Every kid is different and the way to handle each one is unique. But there are some broad lessons you can follow. First, always keep the lines of communication open. Judgment blocks open communication. For example, one of the young adults I mentor recently told me that he resented the beatings he had received from his parents as a kid. My immediate response was to tell him that I had also been in such situations as a child, but didn't resent my parents for it. He later told me he didn’t like my response because my comment trivialised the issue. I realised my mistake – I was being judgmental.
It's important to build a relationship of trust with our kids. They are unlikely to tell you everything (did we tell our parents everything?) but we have to continue to be there for them. We need to spend actual face time (and not FaceTime or time spent chatting on WhatsApp) with them so that we can also observe their body language. It's impossible to build that trust without spending time with our kids.

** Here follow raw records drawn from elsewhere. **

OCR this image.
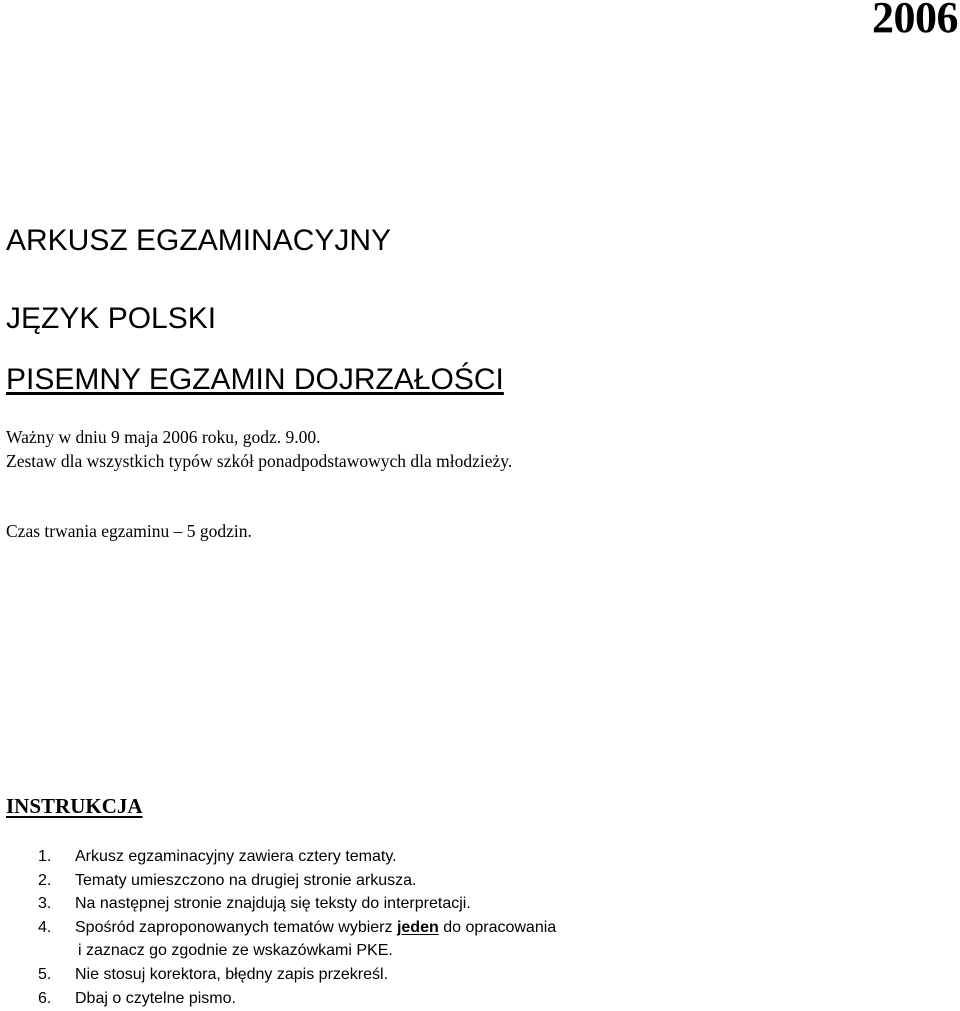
2006
ARKUSZ EGZAMINACYJNY
JĘZYK POLSKI
PISEMNY EGZAMIN DOJRZAŁOŚCI
Ważny w dniu 9 maja 2006 roku, godz. 9.00.
Zestaw dla wszystkich typów szkół ponadpodstawowych dla młodzieży.
Czas trwania egzaminu – 5 godzin.
INSTRUKCJA
1.	Arkusz egzaminacyjny zawiera cztery tematy.
2.	Tematy umieszczono na drugiej stronie arkusza.
3.	Na następnej stronie znajdują się teksty do interpretacji.
4.	Spośród zaproponowanych tematów wybierz jeden do opracowania
i zaznacz go zgodnie ze wskazówkami PKE.
5.	Nie stosuj korektora, błędny zapis przekreśl.
6.	Dbaj o czytelne pismo.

It's important to empathise with them, to treat them like adults and talk openly about the issues around them – risk-taking behaviours, sexual changes, peer pressure, academics. It's important to interact with the kids' teachers regularly too, and to expose our kids to life skills training. You can upgrade your parenting skills by talking to other parents and looking for examples of good parenting.
Finally, and probably the most difficult to implement, is to shun our own taboos and realise that some kids need professional counselling or psychiatric care. Over the last one year, I have learnt to avoid saying, "I know what you are going through" because I probably don't, and such responses tend to cause irritation. Kids wear masks very effectively and as parents, we are not necessarily trained to peel them away. So, sometimes it is also important for parents to seek professional help sometimes to learn effective ways to deal with and relate to our kids.
A former colleague told me many years ago that parenting is about giving your kids roots and giving them wings. We need to teach them how to be independent and yet stay connected. We need to teach them how to handle success and failure too. And it's okay if they don't succeed all the time.
Remember to tell your kids you love them irrespective of how they react to you and what their grades are.
In the end, all you can do is give your kid the time and attention she or he deserves. There are no guarantees on how the kid is going to turn out but the least and the most you can do is to invest time in them.
So before we go on to blame the rest of the world for our child’s problems, let’s hold a mirror to ourselves and see if we are really doing our best.